Anfangs befand sich die Tafel ziemlich sicher direkt beim Stollen-Mundloch. Ein Bild von 1716 (Bild 8) zeigt neben einem zweiten, etwas höhergelegenen Mundloch eine Nische (?), dort könnte damals die Tafel angebracht gewesen sein. 1817 befand sich die Tafel noch beim Mundloch, wie Dicklberger schreibt [9], ihr weiteres Schicksal ist derzeit unklar. Die Stollenhütte des Frauenholzstollens wurde 1931 aus dem Bestand ausgeschieden, d.h. dem Verfall preisgegeben, vielleicht wurde damals die Tafel geborgen. Wann und wie sie aber an das „Maria-Theresia-Stollengebäude“ gekommen ist, bleibt momentan im Dunkeln. Die Stelle, an der sie sich zuletzt befand, ergibt eigentlich erst Sinn seit dem Zeitpunkt, an dem die Kassen, Schau- und Besucher-Umkleideräume ins Obergeschoß verlegt wurden und alle Besucher an der Tafel vorbeigingen. Ob das schon um 1934 (Verlegung der Fremdenbefahrung vom Ludovika-Stollen zum Maria-Theresia-Stollen) oder erst um 1951 passiert ist, damals wurden im EG wegen der Anschaffung einer elektrischen Grubenlokomotive verschiedene Umbauten durchgeführt, konnte bis jetzt nicht eruiert werden [10].



[Bild 8] Ausschnitt aus der Mappa des Ischlerische Saltzpergen von Pergmaister Hannß Wibner dat. 1716 (OÖ. Landesarchiv: Ischler Salzbergkarten, Sign.
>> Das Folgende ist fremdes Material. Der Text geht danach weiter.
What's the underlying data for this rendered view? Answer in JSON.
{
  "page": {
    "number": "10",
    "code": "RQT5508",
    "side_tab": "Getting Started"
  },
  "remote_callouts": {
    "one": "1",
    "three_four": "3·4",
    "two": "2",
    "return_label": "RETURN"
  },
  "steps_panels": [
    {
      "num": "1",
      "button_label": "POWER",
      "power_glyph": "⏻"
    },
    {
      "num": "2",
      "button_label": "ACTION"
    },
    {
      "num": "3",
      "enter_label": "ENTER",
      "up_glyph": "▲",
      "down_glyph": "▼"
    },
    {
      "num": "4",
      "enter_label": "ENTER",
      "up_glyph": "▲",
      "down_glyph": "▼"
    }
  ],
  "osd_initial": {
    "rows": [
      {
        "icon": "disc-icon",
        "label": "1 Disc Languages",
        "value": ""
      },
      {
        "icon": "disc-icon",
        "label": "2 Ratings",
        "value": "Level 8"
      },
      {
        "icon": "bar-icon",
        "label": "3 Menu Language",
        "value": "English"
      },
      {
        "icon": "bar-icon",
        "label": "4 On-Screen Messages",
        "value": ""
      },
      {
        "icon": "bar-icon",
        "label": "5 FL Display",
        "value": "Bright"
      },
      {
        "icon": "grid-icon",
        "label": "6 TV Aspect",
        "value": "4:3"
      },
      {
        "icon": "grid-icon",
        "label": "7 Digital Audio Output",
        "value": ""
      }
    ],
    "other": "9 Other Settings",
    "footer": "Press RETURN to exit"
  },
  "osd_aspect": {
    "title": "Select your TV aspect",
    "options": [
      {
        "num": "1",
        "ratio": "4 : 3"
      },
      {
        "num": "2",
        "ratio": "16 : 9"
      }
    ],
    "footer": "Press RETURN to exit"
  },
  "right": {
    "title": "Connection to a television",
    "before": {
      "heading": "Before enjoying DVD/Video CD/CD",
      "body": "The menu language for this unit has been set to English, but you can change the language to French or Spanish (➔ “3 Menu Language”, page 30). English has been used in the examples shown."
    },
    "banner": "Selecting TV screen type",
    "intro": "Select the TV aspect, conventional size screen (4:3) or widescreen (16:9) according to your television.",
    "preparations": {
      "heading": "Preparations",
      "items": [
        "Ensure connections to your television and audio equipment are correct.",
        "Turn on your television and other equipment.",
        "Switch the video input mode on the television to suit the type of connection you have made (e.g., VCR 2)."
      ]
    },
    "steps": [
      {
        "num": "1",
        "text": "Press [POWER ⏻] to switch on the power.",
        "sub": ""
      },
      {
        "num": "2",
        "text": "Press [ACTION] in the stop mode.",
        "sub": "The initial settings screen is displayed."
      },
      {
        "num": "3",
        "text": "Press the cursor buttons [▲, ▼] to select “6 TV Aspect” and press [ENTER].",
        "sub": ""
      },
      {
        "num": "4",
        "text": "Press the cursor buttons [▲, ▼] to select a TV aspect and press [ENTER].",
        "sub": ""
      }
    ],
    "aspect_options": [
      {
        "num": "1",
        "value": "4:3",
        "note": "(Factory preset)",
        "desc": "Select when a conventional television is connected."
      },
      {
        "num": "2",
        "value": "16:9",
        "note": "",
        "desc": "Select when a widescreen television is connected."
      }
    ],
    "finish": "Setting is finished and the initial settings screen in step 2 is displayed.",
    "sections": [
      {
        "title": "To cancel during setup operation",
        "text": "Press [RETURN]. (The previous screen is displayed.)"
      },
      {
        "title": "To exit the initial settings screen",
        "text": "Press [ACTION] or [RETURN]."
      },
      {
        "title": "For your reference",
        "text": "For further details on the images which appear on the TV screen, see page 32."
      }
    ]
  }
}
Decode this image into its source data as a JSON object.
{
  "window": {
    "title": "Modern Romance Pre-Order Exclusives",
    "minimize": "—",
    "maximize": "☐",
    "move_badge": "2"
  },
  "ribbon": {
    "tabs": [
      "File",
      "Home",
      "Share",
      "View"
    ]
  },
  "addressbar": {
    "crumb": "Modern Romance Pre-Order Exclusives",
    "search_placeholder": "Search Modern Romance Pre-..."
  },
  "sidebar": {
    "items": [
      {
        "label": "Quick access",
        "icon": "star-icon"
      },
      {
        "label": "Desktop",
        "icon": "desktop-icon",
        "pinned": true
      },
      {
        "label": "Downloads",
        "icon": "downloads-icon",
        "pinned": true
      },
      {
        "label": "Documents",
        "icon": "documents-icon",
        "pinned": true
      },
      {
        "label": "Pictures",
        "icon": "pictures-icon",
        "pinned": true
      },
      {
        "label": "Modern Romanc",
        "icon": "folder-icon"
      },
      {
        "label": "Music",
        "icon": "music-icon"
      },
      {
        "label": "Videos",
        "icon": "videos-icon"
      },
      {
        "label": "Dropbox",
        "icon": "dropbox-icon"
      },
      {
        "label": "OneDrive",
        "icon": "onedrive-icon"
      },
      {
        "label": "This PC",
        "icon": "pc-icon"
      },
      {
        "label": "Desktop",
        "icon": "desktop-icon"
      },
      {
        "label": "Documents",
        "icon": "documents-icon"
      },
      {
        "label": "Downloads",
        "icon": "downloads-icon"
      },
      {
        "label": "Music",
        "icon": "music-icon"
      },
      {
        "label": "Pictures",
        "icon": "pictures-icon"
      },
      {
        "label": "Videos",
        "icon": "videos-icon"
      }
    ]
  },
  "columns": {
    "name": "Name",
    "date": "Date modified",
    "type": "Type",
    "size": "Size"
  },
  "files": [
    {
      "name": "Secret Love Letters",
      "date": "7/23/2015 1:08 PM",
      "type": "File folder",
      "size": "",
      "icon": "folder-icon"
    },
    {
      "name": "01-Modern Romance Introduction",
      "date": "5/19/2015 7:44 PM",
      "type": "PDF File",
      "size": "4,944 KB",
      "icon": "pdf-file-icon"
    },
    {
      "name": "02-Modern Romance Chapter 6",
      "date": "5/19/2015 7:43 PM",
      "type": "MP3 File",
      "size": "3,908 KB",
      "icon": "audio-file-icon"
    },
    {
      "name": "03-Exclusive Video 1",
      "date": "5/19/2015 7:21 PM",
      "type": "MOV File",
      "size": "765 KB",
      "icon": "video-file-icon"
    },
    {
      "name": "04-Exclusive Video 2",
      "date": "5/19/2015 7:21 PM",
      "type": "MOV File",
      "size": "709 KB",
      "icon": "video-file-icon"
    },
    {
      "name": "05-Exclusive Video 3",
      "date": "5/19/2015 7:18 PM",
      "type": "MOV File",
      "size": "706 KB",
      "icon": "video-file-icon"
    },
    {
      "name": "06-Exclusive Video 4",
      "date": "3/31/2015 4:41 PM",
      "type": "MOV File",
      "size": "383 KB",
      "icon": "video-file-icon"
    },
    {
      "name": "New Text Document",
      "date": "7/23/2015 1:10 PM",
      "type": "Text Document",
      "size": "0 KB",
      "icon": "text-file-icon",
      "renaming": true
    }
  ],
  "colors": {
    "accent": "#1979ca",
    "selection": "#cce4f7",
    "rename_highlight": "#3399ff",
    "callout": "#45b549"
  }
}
XXII/50rot)



[Bild 9] Situation nach der Demolierung des Stollengebäudes, also seit Herbst 2020: die Tafeln sind rechts unter dem Flugdach in einer Nische der Schwerstein-Stützmauer plaziert.


Im Zusammenhang mit der Frauenholz-Tafel sei an eine dritte Tafel bzw. an ein Bruchstück davon erinnert: Über dem Eingang zum Stollenmundloch des nahe bei der „Bergkapelle“ gelegenen Amalien-Stollens (der nächstuntere Horizont unter dem Frauenholz-Stollen) befand sich ein Bruchstück einer Tafel oder eines Gedenksteins aus dem 17. Jh., das beim Umbau der Stollenhütte wohl zufällig aufgefunden und hier eingemauert worden war. Der Text ist soweit vorhanden praktisch ident mit dem Beginn des Textes der Tafel vom Frauenholz-Stollen, die dortige Tafel hat allerdings eine andere Breite. Da die handelnden Personen und sogar sogar das Datum ident zu sein scheinen, ist am ehesten an einen aus unbekannten Gründen verworfenen Vorläufer dieser Tafel zu denken. Seit dem Abriß der Stollenhütte 1988 (? – 1989 ?) ist das Denkmal verschollen.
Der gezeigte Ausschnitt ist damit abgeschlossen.